The agency even instructed the company to remove its mission statement, “Revolutionizing Dairy with Plants,” and refrain from saying its products are “lactose-free” and “cruelty-free.”

Following this, Miyoko’s filed a lawsuit arguing that the injunction was violating the brand’s right to free speech, to which the court agreed.

The US District Court for the Northern District of California has now ruled in favour of the company and stated that the company is free to use dairy-similar terms over their product labeling and marketing.

“Using words such as ‘butter’ and ‘milk’ in the context of even products made from plants and not from animals is common parlance among consumers in the modern world,” said Miyoko Schinner, Founder of Miyoko’s Creamery, who is often called ‘the queen of vegan cheese’.

“Food is ever-evolving, and so too, should language to reflect how people actually use speech to describe the foods they eat. We are extremely pleased by this ruling and believe that it will help set a precedent for the future of food.”

Miyoko’s organic cashew milk cheese wheels (Image credit: Miyoko’s Creamery)

Miyoko was represented in the court by the Animal Legal Defense Fund (ALDF).

Stephen Wells, Executive Director, ALDF, said, “The CDFA’s attempt to censor Miyoko’s from accurately describing its products and providing context for their use is a blatant example of agency capture. The fact that animal-milk producers fear plant-based competition does not give state agencies the authority to restrict one industry in order to help another.”  

Miyoko’s Creamery is a well-known dairy-free brand and offers a range of vegan dairy alternatives such as butter and several types of cheeses using traditional methods, but replacing animal milk with plant-alternatives like oats, cashews, chickpea flour etc.

Dairy v/s Non-Dairy

The use of dairy terms on non-dairy alternatives has been a bone of contention between the dairy lobby and the fast-growing plant-based milk segment for some time now.

In May this year, European Union rejected Amendment 171 aimed at imposing a set of restrictions on plant-based dairy companies. The amendment, if passed, would have made it illegal for plant-based companies to sell their products in cartons, display allergen information, use images of their own products, and explain the climate impact of food.
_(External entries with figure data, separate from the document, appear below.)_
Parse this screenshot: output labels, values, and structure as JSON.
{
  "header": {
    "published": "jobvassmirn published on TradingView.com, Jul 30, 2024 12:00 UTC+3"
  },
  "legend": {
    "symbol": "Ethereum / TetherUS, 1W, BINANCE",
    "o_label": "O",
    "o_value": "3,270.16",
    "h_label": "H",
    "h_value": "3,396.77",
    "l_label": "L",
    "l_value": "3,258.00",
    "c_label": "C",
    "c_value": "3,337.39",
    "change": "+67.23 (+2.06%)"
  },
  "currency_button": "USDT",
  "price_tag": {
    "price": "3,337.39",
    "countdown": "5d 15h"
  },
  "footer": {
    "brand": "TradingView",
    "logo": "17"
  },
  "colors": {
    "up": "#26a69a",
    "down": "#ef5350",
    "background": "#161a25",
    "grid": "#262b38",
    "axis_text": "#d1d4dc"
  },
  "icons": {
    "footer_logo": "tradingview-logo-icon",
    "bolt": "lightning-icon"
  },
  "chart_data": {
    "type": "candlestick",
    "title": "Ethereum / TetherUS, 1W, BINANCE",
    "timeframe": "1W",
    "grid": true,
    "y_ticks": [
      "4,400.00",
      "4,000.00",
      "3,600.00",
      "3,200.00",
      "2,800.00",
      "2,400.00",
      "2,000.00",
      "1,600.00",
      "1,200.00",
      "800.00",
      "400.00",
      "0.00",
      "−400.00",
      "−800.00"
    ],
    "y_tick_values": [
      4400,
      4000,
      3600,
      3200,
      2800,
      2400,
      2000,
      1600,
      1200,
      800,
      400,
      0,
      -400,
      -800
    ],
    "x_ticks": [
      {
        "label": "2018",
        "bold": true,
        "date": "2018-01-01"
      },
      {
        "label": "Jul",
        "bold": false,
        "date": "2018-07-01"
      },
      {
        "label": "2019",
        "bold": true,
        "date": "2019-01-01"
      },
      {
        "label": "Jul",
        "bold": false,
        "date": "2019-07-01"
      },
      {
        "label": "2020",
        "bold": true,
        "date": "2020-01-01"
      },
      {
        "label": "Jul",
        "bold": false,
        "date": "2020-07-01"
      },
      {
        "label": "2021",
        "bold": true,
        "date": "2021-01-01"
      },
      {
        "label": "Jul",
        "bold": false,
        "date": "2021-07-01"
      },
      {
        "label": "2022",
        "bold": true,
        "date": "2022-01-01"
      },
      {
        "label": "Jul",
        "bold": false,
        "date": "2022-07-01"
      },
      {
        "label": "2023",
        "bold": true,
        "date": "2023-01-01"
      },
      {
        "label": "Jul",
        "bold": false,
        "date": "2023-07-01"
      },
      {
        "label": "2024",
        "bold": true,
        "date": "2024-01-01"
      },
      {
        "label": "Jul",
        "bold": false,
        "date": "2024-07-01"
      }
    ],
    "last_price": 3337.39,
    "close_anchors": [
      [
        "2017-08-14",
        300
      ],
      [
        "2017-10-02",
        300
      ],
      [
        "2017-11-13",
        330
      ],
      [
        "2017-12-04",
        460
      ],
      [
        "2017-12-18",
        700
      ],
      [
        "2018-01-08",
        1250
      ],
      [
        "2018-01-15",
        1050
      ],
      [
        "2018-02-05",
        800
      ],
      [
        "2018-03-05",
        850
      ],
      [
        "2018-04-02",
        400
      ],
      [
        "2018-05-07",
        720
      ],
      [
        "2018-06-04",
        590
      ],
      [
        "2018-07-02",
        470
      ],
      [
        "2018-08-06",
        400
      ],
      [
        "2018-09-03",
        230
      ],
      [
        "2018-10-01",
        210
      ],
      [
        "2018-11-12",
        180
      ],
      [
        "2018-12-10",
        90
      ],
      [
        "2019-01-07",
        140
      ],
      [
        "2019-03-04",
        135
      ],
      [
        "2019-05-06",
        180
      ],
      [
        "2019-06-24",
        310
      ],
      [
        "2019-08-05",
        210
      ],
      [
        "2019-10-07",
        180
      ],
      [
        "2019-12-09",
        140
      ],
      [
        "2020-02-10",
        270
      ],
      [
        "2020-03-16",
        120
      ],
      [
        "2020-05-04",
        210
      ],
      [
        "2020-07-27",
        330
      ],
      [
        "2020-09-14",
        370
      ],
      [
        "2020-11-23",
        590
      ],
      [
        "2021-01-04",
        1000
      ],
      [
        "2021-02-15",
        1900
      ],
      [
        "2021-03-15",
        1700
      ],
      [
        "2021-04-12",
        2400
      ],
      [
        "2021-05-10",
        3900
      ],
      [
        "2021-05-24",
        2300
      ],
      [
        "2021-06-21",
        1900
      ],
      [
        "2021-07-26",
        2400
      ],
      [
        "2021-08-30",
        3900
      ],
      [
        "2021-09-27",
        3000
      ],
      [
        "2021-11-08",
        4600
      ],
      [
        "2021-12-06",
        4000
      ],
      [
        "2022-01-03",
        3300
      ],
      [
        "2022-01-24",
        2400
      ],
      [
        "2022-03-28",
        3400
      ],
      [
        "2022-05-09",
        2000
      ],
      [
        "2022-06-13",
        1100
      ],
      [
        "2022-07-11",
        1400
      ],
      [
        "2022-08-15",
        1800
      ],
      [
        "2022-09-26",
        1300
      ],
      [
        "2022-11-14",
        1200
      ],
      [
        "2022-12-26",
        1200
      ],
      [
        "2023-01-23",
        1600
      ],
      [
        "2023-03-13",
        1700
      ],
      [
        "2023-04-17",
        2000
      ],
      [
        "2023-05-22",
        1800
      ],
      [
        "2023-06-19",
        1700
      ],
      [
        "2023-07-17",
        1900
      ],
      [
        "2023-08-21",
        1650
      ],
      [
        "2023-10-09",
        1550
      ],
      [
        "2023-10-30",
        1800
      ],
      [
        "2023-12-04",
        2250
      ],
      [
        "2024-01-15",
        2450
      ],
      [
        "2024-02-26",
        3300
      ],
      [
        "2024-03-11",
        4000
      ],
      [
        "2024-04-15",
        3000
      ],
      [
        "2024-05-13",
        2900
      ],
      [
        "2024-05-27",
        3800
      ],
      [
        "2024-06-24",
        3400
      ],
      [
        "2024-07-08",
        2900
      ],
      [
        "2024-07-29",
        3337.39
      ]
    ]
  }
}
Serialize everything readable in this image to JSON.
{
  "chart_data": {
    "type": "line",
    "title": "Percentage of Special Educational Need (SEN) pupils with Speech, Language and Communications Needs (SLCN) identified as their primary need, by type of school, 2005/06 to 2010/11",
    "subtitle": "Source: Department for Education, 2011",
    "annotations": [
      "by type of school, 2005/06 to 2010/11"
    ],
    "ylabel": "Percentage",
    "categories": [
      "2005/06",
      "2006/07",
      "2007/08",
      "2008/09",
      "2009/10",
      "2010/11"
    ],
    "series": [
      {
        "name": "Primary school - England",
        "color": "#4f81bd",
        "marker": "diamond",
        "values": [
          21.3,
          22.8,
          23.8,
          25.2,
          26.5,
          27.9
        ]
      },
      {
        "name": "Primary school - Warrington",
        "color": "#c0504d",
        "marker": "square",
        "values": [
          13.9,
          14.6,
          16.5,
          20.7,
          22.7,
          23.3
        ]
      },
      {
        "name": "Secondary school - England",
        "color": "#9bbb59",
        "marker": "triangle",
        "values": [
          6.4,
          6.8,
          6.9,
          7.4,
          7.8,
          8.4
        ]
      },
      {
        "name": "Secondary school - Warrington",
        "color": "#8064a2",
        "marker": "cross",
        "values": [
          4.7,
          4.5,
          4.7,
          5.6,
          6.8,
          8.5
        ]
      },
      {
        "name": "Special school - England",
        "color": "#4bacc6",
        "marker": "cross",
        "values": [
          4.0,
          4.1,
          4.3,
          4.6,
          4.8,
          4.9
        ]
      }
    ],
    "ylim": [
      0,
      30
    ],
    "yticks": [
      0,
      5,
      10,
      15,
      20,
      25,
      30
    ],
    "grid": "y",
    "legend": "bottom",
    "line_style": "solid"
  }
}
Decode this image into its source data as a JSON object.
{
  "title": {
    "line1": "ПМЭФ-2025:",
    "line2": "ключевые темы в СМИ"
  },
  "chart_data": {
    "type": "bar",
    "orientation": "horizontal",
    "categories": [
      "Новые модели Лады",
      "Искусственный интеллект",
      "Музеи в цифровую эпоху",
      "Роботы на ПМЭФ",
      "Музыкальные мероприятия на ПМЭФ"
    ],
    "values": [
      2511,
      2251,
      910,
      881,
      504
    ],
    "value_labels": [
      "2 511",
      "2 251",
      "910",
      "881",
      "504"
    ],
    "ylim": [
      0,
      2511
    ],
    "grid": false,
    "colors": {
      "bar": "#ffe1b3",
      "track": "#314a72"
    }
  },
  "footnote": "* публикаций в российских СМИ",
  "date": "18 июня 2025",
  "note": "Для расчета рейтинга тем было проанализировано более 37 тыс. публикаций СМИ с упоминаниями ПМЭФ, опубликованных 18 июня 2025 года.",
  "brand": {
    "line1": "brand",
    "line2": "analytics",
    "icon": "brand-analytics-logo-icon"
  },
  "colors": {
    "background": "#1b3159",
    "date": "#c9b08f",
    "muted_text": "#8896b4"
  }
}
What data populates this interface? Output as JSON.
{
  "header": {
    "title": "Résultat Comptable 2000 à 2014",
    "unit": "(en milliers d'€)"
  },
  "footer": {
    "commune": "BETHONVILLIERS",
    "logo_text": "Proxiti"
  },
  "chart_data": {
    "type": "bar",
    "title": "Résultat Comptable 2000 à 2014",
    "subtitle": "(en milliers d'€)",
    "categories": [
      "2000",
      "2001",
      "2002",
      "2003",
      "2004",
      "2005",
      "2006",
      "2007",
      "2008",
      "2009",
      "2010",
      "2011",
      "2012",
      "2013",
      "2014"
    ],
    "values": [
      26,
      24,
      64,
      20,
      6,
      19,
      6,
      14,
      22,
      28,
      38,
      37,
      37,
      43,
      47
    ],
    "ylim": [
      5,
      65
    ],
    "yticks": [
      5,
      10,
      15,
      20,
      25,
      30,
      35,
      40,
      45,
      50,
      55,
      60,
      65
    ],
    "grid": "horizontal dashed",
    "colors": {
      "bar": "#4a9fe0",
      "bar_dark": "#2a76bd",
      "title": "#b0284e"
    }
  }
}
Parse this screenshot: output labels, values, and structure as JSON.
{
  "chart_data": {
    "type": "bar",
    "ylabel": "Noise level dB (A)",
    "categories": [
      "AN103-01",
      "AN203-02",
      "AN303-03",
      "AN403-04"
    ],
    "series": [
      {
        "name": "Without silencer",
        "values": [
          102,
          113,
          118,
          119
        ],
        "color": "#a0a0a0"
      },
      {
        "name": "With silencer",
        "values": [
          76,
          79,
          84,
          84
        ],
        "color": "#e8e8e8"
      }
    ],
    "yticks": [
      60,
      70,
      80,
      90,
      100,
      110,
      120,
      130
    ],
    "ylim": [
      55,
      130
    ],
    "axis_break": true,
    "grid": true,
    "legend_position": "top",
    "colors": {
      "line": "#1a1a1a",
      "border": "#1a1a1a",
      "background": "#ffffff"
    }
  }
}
However, there is still a ban on the use of terms such as ‘milk’ and ‘yogurt’ in the European Union.

Similarly in the US, states of Louisiana, Arkansas, Mississippi, Missouri and now California have been seeking such a ban.

In India too, the Food Safety and Standards Authority of India (FSSAI) issued a draft notification to prevent the use of the term ‘milk’ for plant-based products. FSSAI’s final notification is yet to come out.